Ещё одним московским адептом футуризма был Владимир Горский, дебютировавший в 1913 году книгой «Чёрные ленты». Стихи Горского демонстрируют довольно сносную для новичка поэтическую технику; их тематика — вполне декадентская: безумие, бред, самоубийство, сумасшедший дом, Христос в публичном доме, городские проститутки. Во второй и последней книге стихов «Танго. Поэзы» (1914) Горский следует дорогой эго-футуризма, характером образов и увлечённостью оригинальной рифмой напоминая Шершеневича и Большакова. В его поэзии заметна типичная для эго-футуризма склонность к иностранным словам и урбанизму (автомобили, трамваи, лифты, электричество), но есть и „напудренные фразы”. В одном стихотворении Горский выражает готовность пройтись голым по Кузнецкому мосту; возможно, эта блажь явилось апогеем его футуризма. Человеком он был самонадеянным и, судя по анонсу в конце книги, собирался основать собственное поэтическое движение — презентизм, сопроводив эту затею книгой стихов и теоретическим трактатом, но своих намерений не осуществил. Один критик назвал Горского „обезьяной Шершеневича”, а самого Шершеневича — обезьяной Северянина, что вынудило Шершеневича вступить в полемику.45
В Москве (тоже в 1914 году) вышла брошюра под названием «Писанка футуриста Сергея Подгаевского», в которой этот писантель заявил: „Нет больше блох и бездарных поэтов!”, а критики немедленно опознали в нём подражателя Кручёных.46
В 1914 году Николай Черкасов издал в Петербурге книгу «В ряды. Поэма и поэзы», напечатанную без ятей и твёрдых знаков.
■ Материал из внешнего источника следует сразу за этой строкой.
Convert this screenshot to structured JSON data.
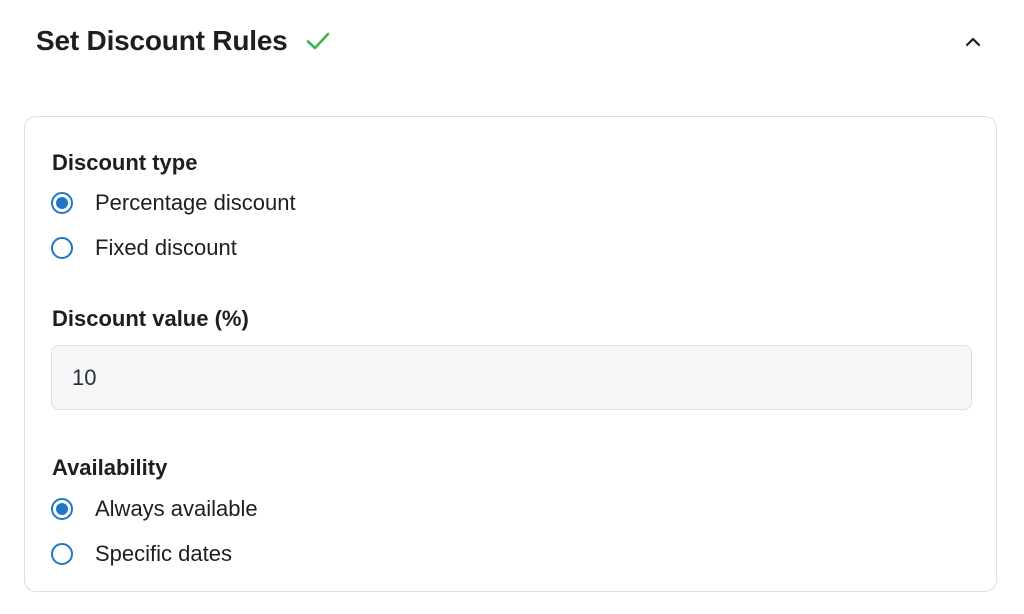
{
  "header": {
    "title": "Set Discount Rules",
    "status_icon": "check-icon",
    "status_color": "#3cb44b",
    "collapse_icon": "chevron-up-icon"
  },
  "discount_type": {
    "label": "Discount type",
    "options": [
      {
        "label": "Percentage discount",
        "selected": true
      },
      {
        "label": "Fixed discount",
        "selected": false
      }
    ]
  },
  "discount_value": {
    "label": "Discount value (%)",
    "value": "10"
  },
  "availability": {
    "label": "Availability",
    "options": [
      {
        "label": "Always available",
        "selected": true
      },
      {
        "label": "Specific dates",
        "selected": false
      }
    ]
  },
  "colors": {
    "accent": "#1e77c7",
    "border": "#dcdfe3",
    "input_bg": "#f6f7f9"
  }
}
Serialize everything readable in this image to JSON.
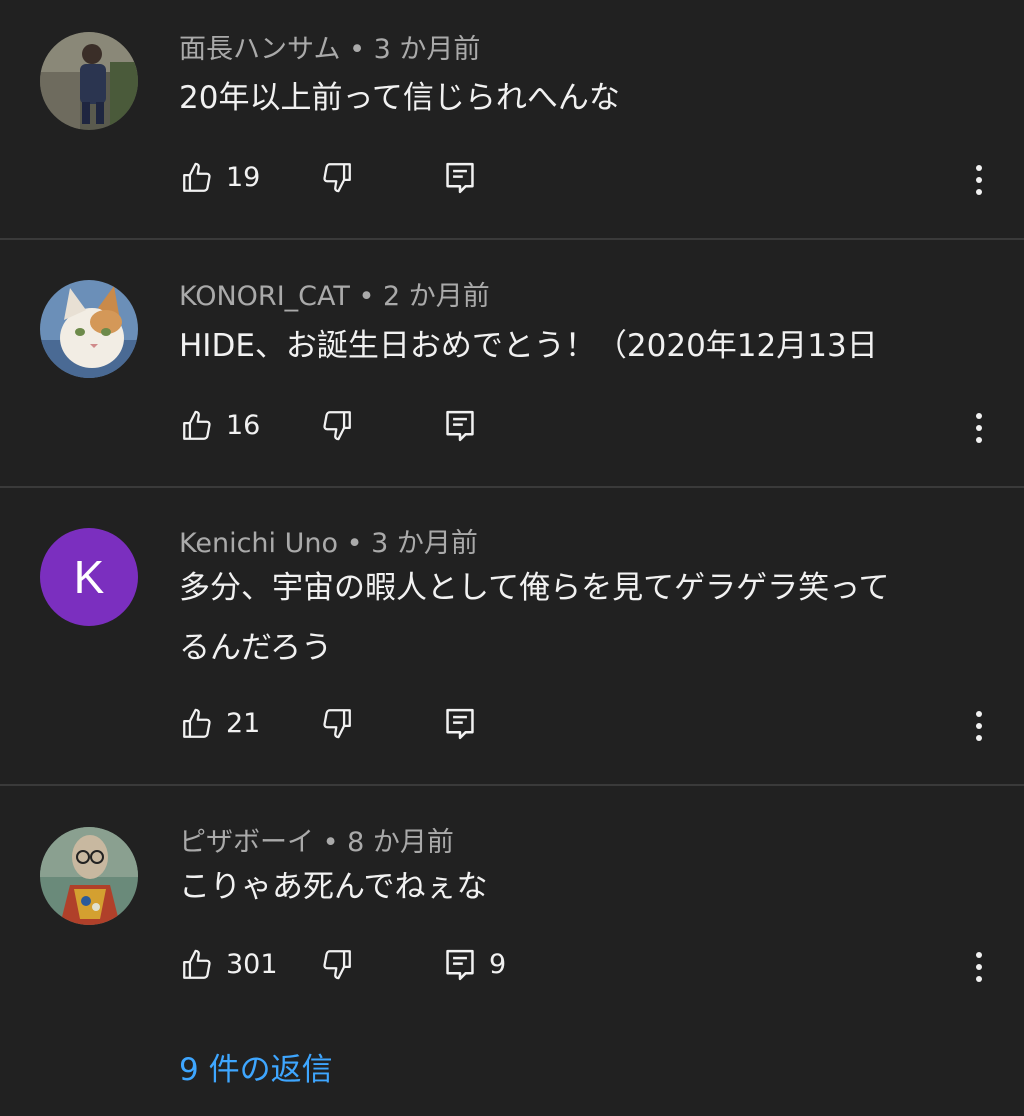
{
  "comments": [
    {
      "author": "面長ハンサム",
      "time": "3 か月前",
      "text_lines": [
        "20年以上前って信じられへんな"
      ],
      "likes": "19",
      "replies": "",
      "avatar_kind": "photo-person"
    },
    {
      "author": "KONORI_CAT",
      "time": "2 か月前",
      "text_lines": [
        "HIDE、お誕生日おめでとう！（2020年12月13日"
      ],
      "likes": "16",
      "replies": "",
      "avatar_kind": "photo-cat"
    },
    {
      "author": "Kenichi Uno",
      "time": "3 か月前",
      "text_lines": [
        "多分、宇宙の暇人として俺らを見てゲラゲラ笑って",
        "るんだろう"
      ],
      "likes": "21",
      "replies": "",
      "avatar_kind": "letter",
      "avatar_letter": "K"
    },
    {
      "author": "ピザボーイ",
      "time": "8 か月前",
      "text_lines": [
        "こりゃあ死んでねぇな"
      ],
      "likes": "301",
      "replies": "9",
      "avatar_kind": "photo-art"
    }
  ],
  "separator": "•",
  "replies_link": "9 件の返信",
  "icons": {
    "like": "thumb-up-icon",
    "dislike": "thumb-down-icon",
    "reply": "reply-comment-icon",
    "more": "more-vertical-icon"
  },
  "colors": {
    "background": "#212121",
    "text": "#f1f1f1",
    "meta": "#aaaaaa",
    "link": "#3ea6ff",
    "avatar_letter_bg": "#7b2fbf"
  }
}
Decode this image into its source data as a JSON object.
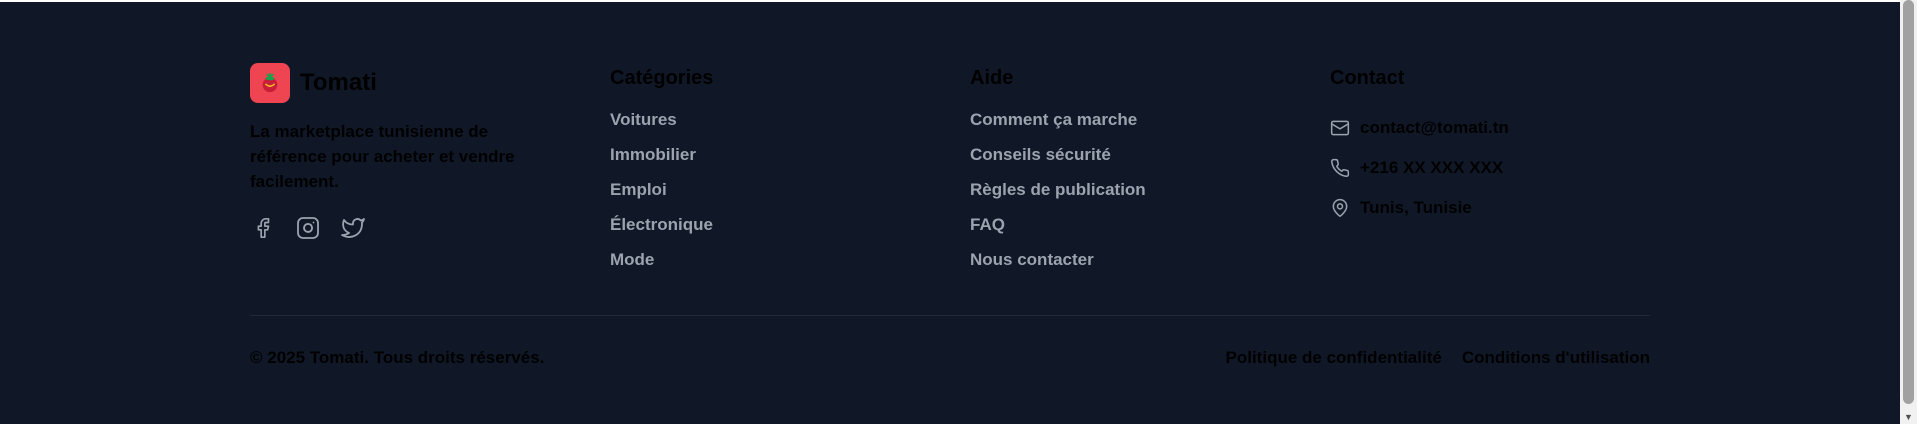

Налицо футуристский арсенал (умышленные прозаизмы, звуковые повторы, звукоподражания и неологизмы, а также тема большого города и антиэстетический словарь, дополненный архаизмами), но свести творчество Черкасова не то что к определённой школе, а вообще к футуризму не так-то просто: в его поэтическом винегрете есть всё, что угодно. Недостатки школьного образования Черкасов бессознательно демонстрирует неверным использованием слов и ударений и, среди прочего, так называемыми триолетами; его стихи обладают своеобразной стихийной оригинальностью, которую культура, скорее всего, погубила бы. Некоторые («Хвала тире», «Слизнячок») в русской поэзии вообще сравнить не с чем. Следующая книга Черкасова «Выше! Лиремы» (1916), появившаяся после ранения на фронте и лазарета, уже не столь оригинальна, хотя Черкасов изо всех сил старался выглядеть футуристом и даже назвал целый раздел «Эго». Не составляет труда отыскать в стихах Черкасова черты поэзии Олимпова и Северянина, однако он ревностно защищает свою независимость и не только пародирует «Ананасы в шампанском», но и нелестно отзывается в предисловии об их авторе. В том же году вышла в свет ещё одна, по-видимому, последняя книга черкасовских „лирем” «Искания духа. Лиремы и диссоны».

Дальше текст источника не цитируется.